Since all atoms are measured against the same standard (1 amu), sometimes we would care more about the values of their atomic masses, rather than the unit.
Therefore, we would more commonly refer to another concept relative atomic mass, which is defined as the ratio between atomic mass and \( \frac{1}{12} \) of mass of a single \( \ce{^12C} \) atom.
So let's do a simple math here. Just now we have already calculated the atomic mass of chlorine is 35.50amu. Now we shall see what is happening if we divide that by \( \frac{1}{12} \) of mass of a single \( \ce{^12C} \) atom.
As we have studied from the previeous posts, \( \ce{^12C} \) has a mass number 12, which indicates a mass of 12 amu. \( \frac{1}{12} \) of 12 amu would simply be \( \frac{1}{12} \times 12 \mathrm{amu} = 1\mathrm{amu} \).
Therefore, \( \frac{35.50\mathrm{amu}}{1\mathrm{amu}} = 35.50 \) without any unit.
Relative atomic mass has the same value as atomic mass, but without a unit.
We use relative atomic mass more often because we do not really care about the mass of a single atom. Anyway, even with atomic mass, we are still unable to tell the actual mass of an atom directly because the unit is not in grams. What matters for us as chemists is the difference between the masses of different atoms. Therefore, we would simply use relative atomic mass to tell us that difference and we would not bother its unit.

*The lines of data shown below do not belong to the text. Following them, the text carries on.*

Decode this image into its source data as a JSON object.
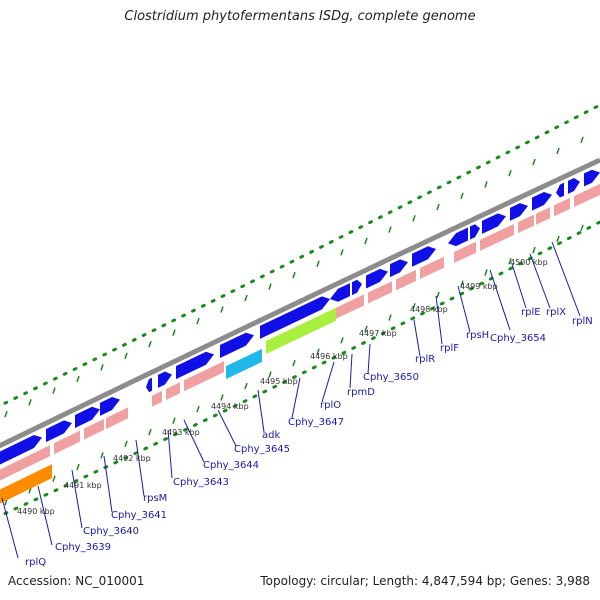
{
  "title": "Clostridium phytofermentans ISDg, complete genome",
  "accession": "Accession: NC_010001",
  "stats": "Topology: circular; Length: 4,847,594 bp; Genes: 3,988",
  "colors": {
    "backbone": "#8c8c8c",
    "forward_cds": "#1010e6",
    "reverse_cds": "#f0a0a0",
    "tick": "#1a8a1a",
    "label": "#1a1aa8",
    "orange_feature": "#ff8c00",
    "cyan_feature": "#20b8e8",
    "green_feature": "#a8f040"
  },
  "scale_labels": [
    "4490 kbp",
    "4491 kbp",
    "4492 kbp",
    "4493 kbp",
    "4494 kbp",
    "4495 kbp",
    "4496 kbp",
    "4497 kbp",
    "4498 kbp",
    "4499 kbp",
    "4500 kbp"
  ],
  "gene_labels": [
    "rplQ",
    "Cphy_3639",
    "Cphy_3640",
    "Cphy_3641",
    "rpsM",
    "Cphy_3643",
    "Cphy_3644",
    "Cphy_3645",
    "adk",
    "Cphy_3647",
    "rplO",
    "rpmD",
    "Cphy_3650",
    "rplR",
    "rplF",
    "rpsH",
    "Cphy_3654",
    "rplE",
    "rplX",
    "rplN"
  ]
}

For example, the relative atomic mass of \( \ce{C} \) is 12.01 while that of \( \ce{O} \) is 16.00. This tells us that a single carbon atom has an average mass that is 12.01 times as \( \frac{1}{12} \) of mass of a single \( \ce{^12C} \) atom; and a single oxygen atom has an average mass 16.00 times as \( \frac{1}{12} \) of mass of a single \( \ce{^12C} \) atom. So oxygen is having a mass \( \frac{16.00}{12.01} \) times as that of carbon.
In one word, we use relative atomic mass to represent the average atomic mass of an element. It takes into consideration the abundances of different isotopes of that element. It is a unitless number and allows us to compare the mass difference between elements; but does not directly tell us the mass of a single atom (which we do not really want to know).
Periodic table again
Again, scientists have already done all the experiments for us, and they have included relative atomic mass of all the elements in the periodic table.
As you may see from the periodic table above, the number at the bottom of each box shows the relative atomic mass of that element. So next time if someone asks you what is the relative atomic mass of aluminum (\( \ce{Al} \)), you would not say "Wait, let me do some experiments to figure that out". But rather, you can take out your periodic table, and tell him "It's 26.982"!
Periodic table is one of the most important tool for chemists. So be familiar with it, and more importantly, make good use of it.